Toronto Star: Do we want Indian demagogue in Canada?

Recent WikiLeaks documents quote a powerful Indian politician that Hindu militants posed a greater danger than Muslim terrorists. The speaker was Rahul Gandhi (no relation of the mahatma). A potential future prime minister, he belongs to the federal ruling Congress Party, whose president is his mother, Sonia Gandhi. She’s the one who called Modi “a merchant of death.”

http://www.thestar.com/article/926418--siddiqui-do-we-want-indian-demagogue-in-canada

Mahatma Gandhi, India’s apostle of non-violence and Hindu-Muslim unity, hailed from the western state of Gujarat. It’s the same province whose current chief minister (premier) presided over a 2002 pogrom against the minority Muslims that left 1,100 dead and 100,000 homeless. Narendra Modi, dubbed “a merchant of death,” is still under investigation for his role. Since 2005, the state department has barred his entry into the United States. The EU has denied him diplomatic status.

Yet some of his supporters in Toronto want him to visit Canada.

Modi is reviled as a Hindu ideologue and an authoritarian demagogue who bans books and films. But he’s admired for spurring economic growth.

He made his career in the militant Rashtriya Swayamsevak Sangh, which believes that India is a Hindu nation. Non-Hindus — especially Christians and Muslims, followers of “foreign religions” — must “adopt Hindu culture, hold in reverence the Hindu religion, entertain no idea but of those of glorification of the Hindu race and culture.”

A follower of the creed assassinated Gandhi in 1948, believing the mahatma was soft on Muslims. The RSS is the parent organization of the Bharatiya Janata Party (BJP), the ruling party in Gujarat and, in 2002, at the federal level.

The BJP has long been trying to turn a 16th century mosque into a temple, claiming it as the birthplace of the Hindu deity Ram. In 1992, its militants demolished the mosque. Still, no temple could be built on the disputed site. So the BJP sent agitators from across India to the site. One such riled-up group returning from there triggered the 2002 tragedy.

When their train pulled into a station, they ordered a Muslim vendor to say “Hail Ram.” He refused. They yanked his beard and beat him.

As the train pulled out, Muslims pelted stones. Soon, one carriage was on fire, killing 59 Hindus. Muslims were blamed but a later railway inquiry concluded that the fire had, in fact, started inside the carriage — an accident.

The BJP and associates called for a strike the next day. Modi, who had just become chief minister, ordered that police “should not come down harshly on the Hindus tomorrow,” a police officer confessed later.

A mob of 10,000 went on a rampage. Mothers were skewered on swords in front of their kids. Women were raped in broad daylight, doused with kerosene and set on fire. Fetuses were ripped from the bellies of pregnant women and tossed into the flames. About 20,000 Muslim homes and businesses were torched.

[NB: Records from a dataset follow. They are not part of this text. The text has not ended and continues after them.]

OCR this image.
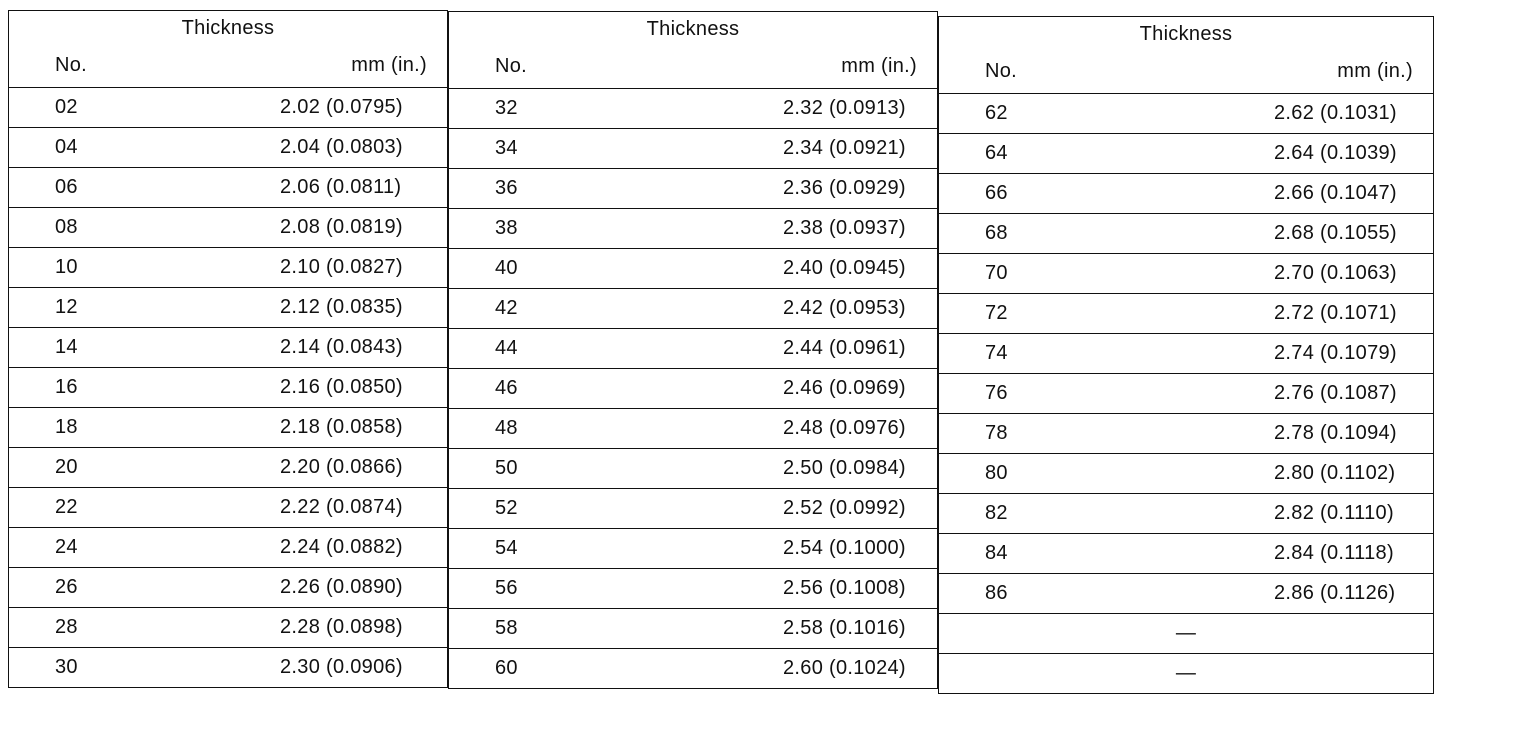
Thickness
No. mm (in.)	

02	2.02 (0.0795)
04	2.04 (0.0803)
06	2.06 (0.0811)
08	2.08 (0.0819)
10	2.10 (0.0827)
12	2.12 (0.0835)
14	2.14 (0.0843)
16	2.16 (0.0850)
18	2.18 (0.0858)
20	2.20 (0.0866)
22	2.22 (0.0874)
24	2.24 (0.0882)
26	2.26 (0.0890)
28	2.28 (0.0898)
30	2.30 (0.0906)
Thickness
No. mm (in.)	

32	2.32 (0.0913)
34	2.34 (0.0921)
36	2.36 (0.0929)
38	2.38 (0.0937)
40	2.40 (0.0945)
42	2.42 (0.0953)
44	2.44 (0.0961)
46	2.46 (0.0969)
48	2.48 (0.0976)
50	2.50 (0.0984)
52	2.52 (0.0992)
54	2.54 (0.1000)
56	2.56 (0.1008)
58	2.58 (0.1016)
60	2.60 (0.1024)
Thickness
No. mm (in.)	

62	2.62 (0.1031)
64	2.64 (0.1039)
66	2.66 (0.1047)
68	2.68 (0.1055)
70	2.70 (0.1063)
72	2.72 (0.1071)
74	2.74 (0.1079)
76	2.76 (0.1087)
78	2.78 (0.1094)
80	2.80 (0.1102)
82	2.82 (0.1110)
84	2.84 (0.1118)
86	2.86 (0.1126)
—	
—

“The vandals had voter lists, identifying which homes were Muslim,” Ramachandra Guha wrote in India After Gandhi, an authoritative history. “Ministers of the state government were camped in police control rooms, directing operations.”

I reached Guha in India. He said Modi has ensured that “no perpetrators of the violence are brought to justice. Intimidation of the judiciary and manipulation of the police continues. Muslims in Gujarat are resigned to being treated as second-class citizens, somewhat akin to that of Hindus and Christians in Pakistan.”

Modi was indicted by the National Human Rights Commission and the Supreme Court, whose special police panel grilled him last year.

Recent WikiLeaks documents quote a powerful Indian politician that Hindu militants posed a greater danger than Muslim terrorists. The speaker was Rahul Gandhi (no relation of the mahatma). A potential future prime minister, he belongs to the federal ruling Congress Party, whose president is his mother, Sonia Gandhi. She’s the one who called Modi “a merchant of death.”

But Modi has been unrepentant, justifying the riots as an understandable response to the train tragedy.

For that he has reaped ample electoral rewards at home, sweeping elections. Seen as a prime ministerial candidate, he has rebranded himself by drawing investment and industries, including Nano, the world’s cheapest car. Gujarat is the fastest growing part of India.

That’s what the Canada India Foundation cites in lobbying Stephen Harper to welcome Modi here. Others warn that doing so would offend New Delhi.

But more than tactics, the issue is whether Canada should embrace this symbol of Hindu jihadism that secular Indians themselves, including Hindu followers of Mahatma Gandhi, have been battling.